The DCC has since been amended, and it now provides that the “R-0 district is permitted where approved prior to October 28, 2008. All new proposals and proposals to amend previously approved R-0 districts shall be processed in accordance with DCC Chapter 18.80, Conditional Uses.” DCC 18.46.020.
The Orchardists assert that, after our decision in King County, the “GMA prohibits development regulations that allow active recreational uses in Agricultural Resource Areas, at least when they are located on prime soil and interfere with the agricultural economy.” Pet. for Review at 14. The Orchardists mischaracterize our holding in King County and take it out of context because there, unlike here, the party challenging the hearings board’s decision timely did so by filing its petition within the 60-day statute of limitations set forth in the GMA.

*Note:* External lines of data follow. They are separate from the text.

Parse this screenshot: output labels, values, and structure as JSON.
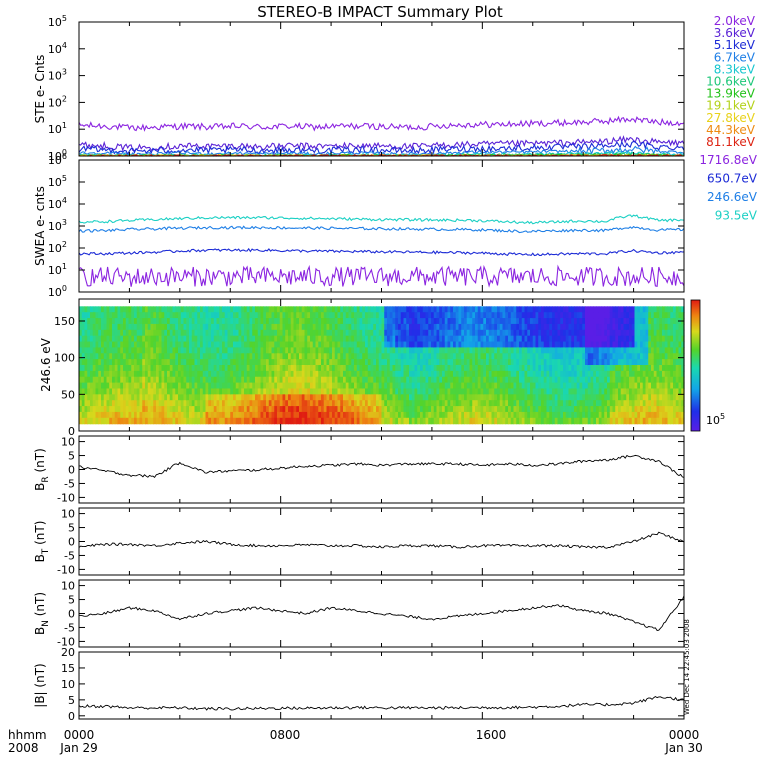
{
  "title": "STEREO-B IMPACT Summary Plot",
  "footer": {
    "left_top": "hhmm",
    "left_bottom": "2008",
    "ticks": [
      "0000",
      "0800",
      "1600",
      "0000"
    ],
    "dates": [
      "Jan 29",
      "Jan 30"
    ]
  },
  "side_stamp": "Wed Dec 14 22:45:03 2008",
  "colorbar": {
    "label": "10",
    "exp": "5"
  },
  "chart_data": [
    {
      "type": "line",
      "panel": "ste",
      "ylabel": "STE e- Cnts",
      "yscale": "log",
      "ylim": [
        1,
        100000
      ],
      "yticks": [
        "10",
        "10",
        "10",
        "10",
        "10",
        "10"
      ],
      "ytick_exp": [
        "0",
        "1",
        "2",
        "3",
        "4",
        "5"
      ],
      "xrange_hours": [
        0,
        24
      ],
      "series": [
        {
          "name": "2.0keV",
          "color": "#8b24e0",
          "values": [
            14,
            13,
            11,
            12,
            13,
            12,
            13,
            12,
            13,
            12,
            13,
            13,
            12,
            12,
            14,
            15,
            15,
            16,
            17,
            18,
            20,
            24,
            18,
            18
          ]
        },
        {
          "name": "3.6keV",
          "color": "#5a22d6",
          "values": [
            2.6,
            2.4,
            2.0,
            2.2,
            2.4,
            2.3,
            2.4,
            2.2,
            2.4,
            2.3,
            2.4,
            2.4,
            2.3,
            2.3,
            2.6,
            2.7,
            2.8,
            2.9,
            3.0,
            3.2,
            3.5,
            4.2,
            3.2,
            3.0
          ]
        },
        {
          "name": "5.1keV",
          "color": "#1c2bd6",
          "values": [
            1.8,
            1.7,
            1.5,
            1.6,
            1.7,
            1.6,
            1.7,
            1.6,
            1.7,
            1.6,
            1.7,
            1.7,
            1.6,
            1.6,
            1.8,
            1.9,
            1.9,
            2.0,
            2.1,
            2.2,
            2.4,
            2.8,
            2.2,
            2.1
          ]
        },
        {
          "name": "6.7keV",
          "color": "#1f7fe6",
          "values": [
            1.3,
            1.3,
            1.2,
            1.2,
            1.3,
            1.2,
            1.3,
            1.2,
            1.3,
            1.2,
            1.3,
            1.3,
            1.2,
            1.2,
            1.3,
            1.4,
            1.4,
            1.4,
            1.5,
            1.5,
            1.6,
            1.8,
            1.5,
            1.4
          ]
        },
        {
          "name": "8.3keV",
          "color": "#17c7cf",
          "values": [
            1.1,
            1.1,
            1.05,
            1.05,
            1.1,
            1.05,
            1.1,
            1.05,
            1.1,
            1.05,
            1.1,
            1.1,
            1.05,
            1.05,
            1.1,
            1.15,
            1.15,
            1.15,
            1.2,
            1.2,
            1.25,
            1.35,
            1.2,
            1.15
          ]
        },
        {
          "name": "10.6keV",
          "color": "#1ec77a",
          "values": [
            1.05,
            1.05,
            1.0,
            1.0,
            1.05,
            1.0,
            1.05,
            1.0,
            1.05,
            1.0,
            1.05,
            1.05,
            1.0,
            1.0,
            1.05,
            1.1,
            1.1,
            1.1,
            1.1,
            1.15,
            1.15,
            1.2,
            1.1,
            1.1
          ]
        },
        {
          "name": "13.9keV",
          "color": "#22c21a",
          "values": [
            1.02,
            1.02,
            1.0,
            1.0,
            1.02,
            1.0,
            1.02,
            1.0,
            1.02,
            1.0,
            1.02,
            1.02,
            1.0,
            1.0,
            1.02,
            1.04,
            1.04,
            1.05,
            1.05,
            1.06,
            1.07,
            1.1,
            1.05,
            1.04
          ]
        },
        {
          "name": "19.1keV",
          "color": "#b4d21a",
          "values": [
            1.0,
            1.0,
            1.0,
            1.0,
            1.0,
            1.0,
            1.0,
            1.0,
            1.0,
            1.0,
            1.0,
            1.0,
            1.0,
            1.0,
            1.0,
            1.0,
            1.0,
            1.0,
            1.0,
            1.0,
            1.0,
            1.0,
            1.0,
            1.0
          ]
        },
        {
          "name": "27.8keV",
          "color": "#e8d21a",
          "values": [
            1.0,
            1.0,
            1.0,
            1.0,
            1.0,
            1.0,
            1.0,
            1.0,
            1.0,
            1.0,
            1.0,
            1.0,
            1.0,
            1.0,
            1.0,
            1.0,
            1.0,
            1.0,
            1.0,
            1.0,
            1.0,
            1.0,
            1.0,
            1.0
          ]
        },
        {
          "name": "44.3keV",
          "color": "#ee8a12",
          "values": [
            1.0,
            1.0,
            1.0,
            1.0,
            1.0,
            1.0,
            1.0,
            1.0,
            1.0,
            1.0,
            1.0,
            1.0,
            1.0,
            1.0,
            1.0,
            1.0,
            1.0,
            1.0,
            1.0,
            1.0,
            1.0,
            1.0,
            1.0,
            1.0
          ]
        },
        {
          "name": "81.1keV",
          "color": "#dd2414",
          "values": [
            1.0,
            1.0,
            1.0,
            1.0,
            1.0,
            1.0,
            1.0,
            1.0,
            1.0,
            1.0,
            1.0,
            1.0,
            1.0,
            1.0,
            1.0,
            1.0,
            1.0,
            1.0,
            1.0,
            1.0,
            1.0,
            1.0,
            1.0,
            1.0
          ]
        }
      ]
    },
    {
      "type": "line",
      "panel": "swea",
      "ylabel": "SWEA e- cnts",
      "yscale": "log",
      "ylim": [
        1,
        1000000
      ],
      "yticks": [
        "10",
        "10",
        "10",
        "10",
        "10",
        "10",
        "10"
      ],
      "ytick_exp": [
        "0",
        "1",
        "2",
        "3",
        "4",
        "5",
        "6"
      ],
      "xrange_hours": [
        0,
        24
      ],
      "series": [
        {
          "name": "1716.8eV",
          "color": "#8b24e0",
          "values": [
            5,
            5,
            4.5,
            5,
            5,
            5,
            5,
            5,
            5,
            5,
            5,
            5,
            5,
            5,
            5,
            5,
            5,
            5,
            5,
            5,
            5,
            5,
            5,
            5
          ]
        },
        {
          "name": "650.7eV",
          "color": "#1c2bd6",
          "values": [
            55,
            55,
            60,
            65,
            75,
            80,
            80,
            80,
            75,
            72,
            70,
            68,
            66,
            64,
            62,
            60,
            55,
            50,
            52,
            55,
            55,
            75,
            60,
            65
          ]
        },
        {
          "name": "246.6eV",
          "color": "#1f7fe6",
          "values": [
            600,
            620,
            700,
            750,
            800,
            850,
            850,
            850,
            820,
            800,
            780,
            760,
            740,
            720,
            700,
            680,
            620,
            560,
            600,
            650,
            620,
            900,
            650,
            700
          ]
        },
        {
          "name": "93.5eV",
          "color": "#1cd0c4",
          "values": [
            1500,
            1600,
            1800,
            2000,
            2200,
            2400,
            2400,
            2400,
            2300,
            2200,
            2100,
            2000,
            1950,
            1900,
            1850,
            1800,
            1600,
            1400,
            1500,
            1700,
            1600,
            3000,
            1800,
            1900
          ]
        }
      ]
    },
    {
      "type": "heatmap",
      "panel": "pad",
      "ylabel": "246.6 eV",
      "ylim": [
        0,
        180
      ],
      "yticks": [
        "0",
        "50",
        "100",
        "150"
      ],
      "ytick_values": [
        0,
        50,
        100,
        150
      ],
      "xrange_hours": [
        0,
        24
      ]
    },
    {
      "type": "line",
      "panel": "br",
      "ylabel": "B",
      "ylabel_sub": "R",
      "ylabel_unit": "(nT)",
      "ylim": [
        -12,
        12
      ],
      "yticks": [
        "-10",
        "-5",
        "0",
        "5",
        "10"
      ],
      "ytick_values": [
        -10,
        -5,
        0,
        5,
        10
      ],
      "xrange_hours": [
        0,
        24
      ],
      "series": [
        {
          "name": "",
          "color": "#000000",
          "values": [
            1,
            -0.5,
            -2,
            -2.5,
            2.5,
            -1,
            -0.5,
            -0.2,
            0.5,
            1.2,
            1.5,
            2,
            1.5,
            2,
            2,
            2,
            1.5,
            2,
            1.5,
            2,
            3,
            3.5,
            5,
            3,
            -3
          ]
        }
      ]
    },
    {
      "type": "line",
      "panel": "bt",
      "ylabel": "B",
      "ylabel_sub": "T",
      "ylabel_unit": "(nT)",
      "ylim": [
        -12,
        12
      ],
      "yticks": [
        "-10",
        "-5",
        "0",
        "5",
        "10"
      ],
      "ytick_values": [
        -10,
        -5,
        0,
        5,
        10
      ],
      "xrange_hours": [
        0,
        24
      ],
      "series": [
        {
          "name": "",
          "color": "#000000",
          "values": [
            -2,
            -1,
            -1,
            -1.5,
            -0.5,
            0,
            -1,
            -1.5,
            -1.5,
            -1.2,
            -1.5,
            -1.5,
            -2,
            -1.5,
            -1.5,
            -2,
            -1.5,
            -1.5,
            -1.5,
            -1.5,
            -2,
            -2,
            0,
            3,
            0
          ]
        }
      ]
    },
    {
      "type": "line",
      "panel": "bn",
      "ylabel": "B",
      "ylabel_sub": "N",
      "ylabel_unit": "(nT)",
      "ylim": [
        -12,
        12
      ],
      "yticks": [
        "-10",
        "-5",
        "0",
        "5",
        "10"
      ],
      "ytick_values": [
        -10,
        -5,
        0,
        5,
        10
      ],
      "xrange_hours": [
        0,
        24
      ],
      "series": [
        {
          "name": "",
          "color": "#000000",
          "values": [
            -1,
            0,
            2,
            1,
            -2,
            0,
            1,
            2,
            1,
            0,
            2,
            1,
            0,
            -1,
            -2,
            -1,
            0,
            1,
            2,
            3,
            1,
            0,
            -3,
            -6,
            6
          ]
        }
      ]
    },
    {
      "type": "line",
      "panel": "bmag",
      "ylabel": "|B| (nT)",
      "ylim": [
        -1,
        20
      ],
      "yticks": [
        "0",
        "5",
        "10",
        "15",
        "20"
      ],
      "ytick_values": [
        0,
        5,
        10,
        15,
        20
      ],
      "xrange_hours": [
        0,
        24
      ],
      "series": [
        {
          "name": "",
          "color": "#000000",
          "values": [
            3,
            3,
            2.5,
            2.5,
            2.5,
            2.2,
            2.2,
            2.3,
            2.4,
            2.4,
            2.5,
            2.6,
            2.5,
            2.5,
            2.5,
            2.5,
            2.6,
            2.6,
            2.7,
            3,
            3.5,
            3.5,
            4,
            6,
            5
          ]
        }
      ]
    }
  ]
}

For example, the GMA requires counties to “conserve agricultural land in order to maintain and enhance the agricultural industry and to discourage incompatible uses.” King County, 142 Wn.2d at 557 (emphasis omitted) (citing ROW 36.70A.020(8)). On the other hand, the GMA states that counties must “encourage the development of recreational opportunities.” Id. at 558 (emphasis omitted) (citing ROW 36.70A.020(9)). The 2004 Greater East Wenatchee Comprehensive Plan, adopted under the GMA, stated that trail systems should be provided in the area and should be designed “to connect to existing or planned trail systems or designed as a looping system.” CP at 0-1394. In 2006, that comprehensive plan was amended to add that the “current trail system should be increased to extend north to connect with Lincoln Rock State Park.” Id. at 0-3811. The DCC, however, states that “[pledestrian/bicycle access corridors shall be discouraged in areas designated as agricultural lands of long-term commercial significance.” Id. at 1-6701 (emphasis omitted).